Em 2014 mais uma surpresa: “amor, tô grávida”. Sempre fui um cara otimista mesmo diante das adversidades, mas essa confesso que tivemos várias dúvidas se levaríamos adiante. Cinco filhas, cinco mulheres, no Brasil. Após muita reflexão a decisão em conjunto: Que venha! E assim chegou a Naomi, ou Naná como a chamamos. O xodó da casa, até do Seu Tupi, a bebê-sorriso. E não me arrependo de ter trazido ao mundo cada uma delas, junto de suas mães claro e todas as famílias e amigos envolvidos no processo.

Blog MC: Como é fazer parte de um universo todo cor de rosa? Como faz pra se adaptar? Qual a parte mais difícil de ser pai só de meninas?

Marquinho: Ser pai de cinco mulheres é ser modelo para experimentos de maquiagem, ter o cabelo mexido e remexido várias vezes para o “concurso de penteado para homens”, sendo você o único homem da casa. É ser aluno nas brincadeiras de escola. É reaprender a andar de patins para levá-las ao parque dos bilhares nas quartas e conhecer os youtubers do momento para entender o que estão falando. É saber trocar fraldas e que existe uma grande diferença entre absorvente e protetor diário.

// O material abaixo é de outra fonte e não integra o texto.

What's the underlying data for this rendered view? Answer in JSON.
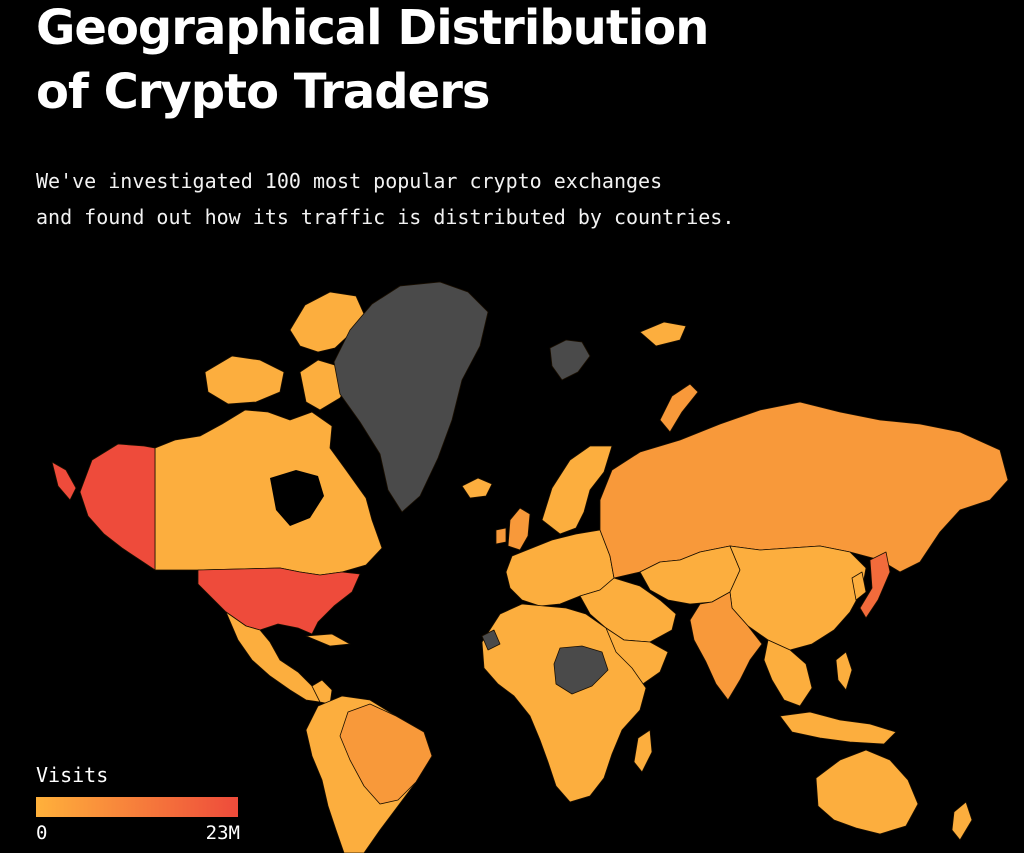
{
  "header": {
    "title_lines": [
      "Geographical Distribution",
      "of Crypto Traders"
    ],
    "subtitle_lines": [
      "We've investigated 100 most popular crypto exchanges",
      "and found out how its traffic is distributed by countries."
    ]
  },
  "legend": {
    "title": "Visits",
    "min_label": "0",
    "max_label": "23M",
    "color_low": "#FFB13B",
    "color_high": "#EE4B3B"
  },
  "colors": {
    "background": "#000000",
    "no_data": "#4a4a4a",
    "low": "#FCAE3E",
    "mid": "#F8993A",
    "high": "#EE4B3B"
  },
  "map": {
    "regions": [
      {
        "name": "united-states",
        "level": "high"
      },
      {
        "name": "alaska",
        "level": "high"
      },
      {
        "name": "russia",
        "level": "mid"
      },
      {
        "name": "brazil",
        "level": "mid"
      },
      {
        "name": "japan",
        "level": "mid-high"
      },
      {
        "name": "greenland",
        "level": "no-data"
      },
      {
        "name": "svalbard",
        "level": "no-data"
      },
      {
        "name": "central-africa",
        "level": "no-data"
      }
    ]
  }
}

É também saber que seu carro vai viver cheio de tralha entre restos de maquiagem perdidas, barbies e mordedores espalhados e absorventes para emergência no porta-luvas. Saber que dificilmente você chegará no horário nos eventos sociais e “espero no carro” será uma frase constante em sua vida. E você vai esperar. Mas é ter a certeza que você receberá muito carinho e será coberto de beijos e abraços todos os dias quando chegar depois de um dia cansativo de trabalho. E fácil? Ninguém falou que seria. Especialmente quando estão doentes ou tem compromissos diferentes. Mas não imagino minha vida de outro jeito.

Blog MC: E um menino? Quando vêm? rsrs

Marquinho: Quanto ao menino, não obrigado, provavelmente não saberia sequer por onde começar.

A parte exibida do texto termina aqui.